C) Discussion sur les principaux résultats

3. La confiance des familles envers le médecin généraliste : une notion primordiale

Les familles de notre étude ont une grande confiance envers leur médecin généraliste. En effet, la moyenne des scores de confiance de 0 à 10 est de 8.66/10.

Ce résultat va dans le même sens que ceux obtenus dans de nombreuses études, comme par exemple la thèse de 2014 portant sur la confiance qu’ont les parents en leur médecin généraliste pour le suivi de leur enfant. Elle retrouvait que 95% des parents avaient confiance en leur médecin généraliste. (53)

L’étude de 2013 précédemment citée portant sur 1342 adultes a trouvé qu’ils accordent une confiance de 7.4/10 en leur médecin généraliste. (52)

Cette notion de confiance apparait d’autant plus primordiale qu’il s’agit dans notre étude du seul facteur statistiquement significatif ayant une influence sur le fait que les parents consultent leur médecin traitant. Plus la confiance est élevée, plus les parents le consultent concernant les difficultés scolaires de leurs enfants. Il n’y a pas eu de différence statistiquement significative avec d’autres facteurs, tels que le sexe du médecin, l’âge de l’enfant, l’âge des premières difficultés ou encore la situation familiale.

35 La thèse sur la confiance des parents envers leur médecin généraliste pour la santé de leur enfant (53) retrouve comme facteurs prédictifs de cette confiance : la capacité d’écoute et la disponibilité. Une étude réalisée dans le JAMA retrouvait que les médecins généralistes américains interrompaient leurs patients en moyenne 23 secondes après qu’ils aient pris la parole. (54) Une autre étude parue dans le BJM en 2002 montrait que lorsqu’on laisse le patient s’exprimer avec des techniques d’écoute active, 78% des patients ont exprimé leur demande en moins de deux minutes. (55)

Aujourd’hui, la compétence du médecin en termes d’écoute et de communication, est primordiale.

4. La consultation pour difficultés scolaires : une amélioration possible

Lorsque les parents ont consulté leur médecin généraliste spécifiquement pour parler des difficultés scolaires de leurs enfants, la moyenne de satisfaction de cette consultation a été de 7.15/10. Ce chiffre nous parait correct mais pourrait probablement être amélioré grâce à plusieurs facteurs comme des consultations plus longues et une meilleure connaissance des médecins généralistes sur le sujet.

Selon une étude de 2009 portant sur 55 médecins généralistes, le manque de temps pour le dépistage et le suivi des difficultés scolaires est en effet évoqué par 70% d’entre eux. (56)

Une étude menée en 2013 (57) interrogeant 91 médecins a retrouvé que seulement 5% d’entre eux estimaient leurs connaissances sur le sujet, bonnes.
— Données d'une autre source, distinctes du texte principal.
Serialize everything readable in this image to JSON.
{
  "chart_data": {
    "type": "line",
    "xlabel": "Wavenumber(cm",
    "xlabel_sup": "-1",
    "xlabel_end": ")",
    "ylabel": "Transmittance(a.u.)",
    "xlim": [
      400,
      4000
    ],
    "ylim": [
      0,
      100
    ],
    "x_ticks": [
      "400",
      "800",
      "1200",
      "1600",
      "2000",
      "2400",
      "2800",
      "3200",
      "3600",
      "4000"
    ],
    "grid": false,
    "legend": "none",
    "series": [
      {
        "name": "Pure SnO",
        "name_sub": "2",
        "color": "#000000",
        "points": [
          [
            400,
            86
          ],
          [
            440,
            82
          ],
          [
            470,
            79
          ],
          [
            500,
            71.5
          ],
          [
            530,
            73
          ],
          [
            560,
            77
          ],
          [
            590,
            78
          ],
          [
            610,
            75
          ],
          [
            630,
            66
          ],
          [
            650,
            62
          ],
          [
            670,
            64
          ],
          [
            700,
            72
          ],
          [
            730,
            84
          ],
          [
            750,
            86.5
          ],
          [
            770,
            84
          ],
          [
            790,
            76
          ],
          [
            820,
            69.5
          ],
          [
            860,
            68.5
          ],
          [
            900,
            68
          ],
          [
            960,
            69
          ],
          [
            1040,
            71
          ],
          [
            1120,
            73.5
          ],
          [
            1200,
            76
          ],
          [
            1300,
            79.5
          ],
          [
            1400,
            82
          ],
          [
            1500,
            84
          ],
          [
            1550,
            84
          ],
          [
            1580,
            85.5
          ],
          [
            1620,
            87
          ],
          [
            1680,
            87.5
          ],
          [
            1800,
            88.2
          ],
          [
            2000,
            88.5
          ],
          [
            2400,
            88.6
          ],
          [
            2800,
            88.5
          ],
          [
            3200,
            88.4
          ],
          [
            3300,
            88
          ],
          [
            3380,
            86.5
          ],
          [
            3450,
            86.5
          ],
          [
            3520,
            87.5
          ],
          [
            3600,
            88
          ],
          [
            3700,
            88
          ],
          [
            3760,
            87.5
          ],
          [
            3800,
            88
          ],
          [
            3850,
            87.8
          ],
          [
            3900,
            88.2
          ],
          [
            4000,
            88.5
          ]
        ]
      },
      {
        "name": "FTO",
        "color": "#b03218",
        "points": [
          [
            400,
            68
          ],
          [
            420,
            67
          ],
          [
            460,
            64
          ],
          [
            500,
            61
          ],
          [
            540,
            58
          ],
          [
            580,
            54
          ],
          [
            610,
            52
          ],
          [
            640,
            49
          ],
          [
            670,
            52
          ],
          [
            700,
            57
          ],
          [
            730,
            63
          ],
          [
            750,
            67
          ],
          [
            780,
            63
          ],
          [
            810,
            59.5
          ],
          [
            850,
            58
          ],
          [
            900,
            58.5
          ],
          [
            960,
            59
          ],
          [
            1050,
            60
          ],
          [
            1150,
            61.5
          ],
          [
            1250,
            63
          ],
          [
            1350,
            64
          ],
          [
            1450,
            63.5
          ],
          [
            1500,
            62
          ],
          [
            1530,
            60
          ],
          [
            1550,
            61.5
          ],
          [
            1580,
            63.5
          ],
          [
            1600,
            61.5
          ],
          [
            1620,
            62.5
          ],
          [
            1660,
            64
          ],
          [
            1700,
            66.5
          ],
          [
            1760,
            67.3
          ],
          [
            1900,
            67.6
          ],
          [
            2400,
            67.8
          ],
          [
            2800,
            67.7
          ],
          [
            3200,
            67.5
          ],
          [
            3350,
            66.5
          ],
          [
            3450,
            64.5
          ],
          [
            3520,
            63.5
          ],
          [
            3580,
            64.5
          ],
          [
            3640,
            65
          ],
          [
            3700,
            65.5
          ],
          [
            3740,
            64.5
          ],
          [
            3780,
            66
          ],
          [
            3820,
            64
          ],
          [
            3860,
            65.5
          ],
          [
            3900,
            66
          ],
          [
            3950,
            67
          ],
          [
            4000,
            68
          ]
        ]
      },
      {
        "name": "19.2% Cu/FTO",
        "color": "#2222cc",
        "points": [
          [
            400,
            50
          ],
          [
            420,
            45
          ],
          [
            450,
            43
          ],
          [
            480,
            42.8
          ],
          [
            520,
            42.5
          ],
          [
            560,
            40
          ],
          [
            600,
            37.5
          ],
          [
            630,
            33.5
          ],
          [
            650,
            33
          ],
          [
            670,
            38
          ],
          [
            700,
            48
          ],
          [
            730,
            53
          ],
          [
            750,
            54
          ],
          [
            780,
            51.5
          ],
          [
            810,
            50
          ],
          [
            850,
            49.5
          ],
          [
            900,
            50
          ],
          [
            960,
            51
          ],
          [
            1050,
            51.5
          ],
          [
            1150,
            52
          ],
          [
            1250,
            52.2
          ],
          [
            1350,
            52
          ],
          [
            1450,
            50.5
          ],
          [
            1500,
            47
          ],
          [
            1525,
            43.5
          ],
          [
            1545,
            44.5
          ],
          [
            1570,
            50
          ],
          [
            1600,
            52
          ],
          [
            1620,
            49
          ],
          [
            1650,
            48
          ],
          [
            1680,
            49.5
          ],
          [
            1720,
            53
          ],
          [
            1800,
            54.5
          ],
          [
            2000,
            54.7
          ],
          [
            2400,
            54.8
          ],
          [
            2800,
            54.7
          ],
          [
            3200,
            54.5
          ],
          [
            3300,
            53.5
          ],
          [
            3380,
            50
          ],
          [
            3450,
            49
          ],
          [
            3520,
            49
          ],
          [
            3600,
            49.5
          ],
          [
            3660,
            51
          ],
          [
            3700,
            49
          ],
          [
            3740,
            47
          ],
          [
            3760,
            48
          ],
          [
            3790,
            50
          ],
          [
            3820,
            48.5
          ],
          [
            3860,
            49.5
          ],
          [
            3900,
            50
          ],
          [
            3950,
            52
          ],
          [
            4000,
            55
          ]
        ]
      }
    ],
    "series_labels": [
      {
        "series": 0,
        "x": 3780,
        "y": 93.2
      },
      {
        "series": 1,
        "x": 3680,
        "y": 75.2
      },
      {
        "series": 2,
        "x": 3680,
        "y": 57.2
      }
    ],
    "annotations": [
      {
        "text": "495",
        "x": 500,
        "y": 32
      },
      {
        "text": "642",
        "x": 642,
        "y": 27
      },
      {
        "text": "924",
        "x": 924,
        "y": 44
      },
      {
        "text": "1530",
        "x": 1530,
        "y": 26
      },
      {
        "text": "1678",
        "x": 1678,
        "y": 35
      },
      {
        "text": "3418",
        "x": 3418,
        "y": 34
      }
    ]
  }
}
Pourtant, 76 % s’estimaient y être confrontés. 84% des médecins interrogés n’avaient pas connaissance des recommandations de l’HAS de 2005 portant sur le dépistage individuel de l’enfant de 28 jours à 6 ans et 73 % ne connaissaient pas l’existence des tests de dépistage tels que l’EDA, l’ERTL 4 ou l’ERTLA 6.

L’amélioration de la formation des médecins généralistes parait donc nécessaire. Dans le programme des Epreuves Classantes Nationales (ECN), un item unique traite du développement psychomoteur des nourrissons et enfants (58). Son intitulé est « Développement psychomoteur du nourrisson et de l'enfant : aspects normaux et pathologiques (sommeil, alimentation, contrôles sphinctériens, psychomotricité, langage, intelligence). L'installation précoce de la relation parents-enfant et son importance. Troubles de l'apprentissage ». Ses objectifs sont :

- Diagnostiquer une anomalie du développement somatique, psychomoteur, intellectuel et affectif.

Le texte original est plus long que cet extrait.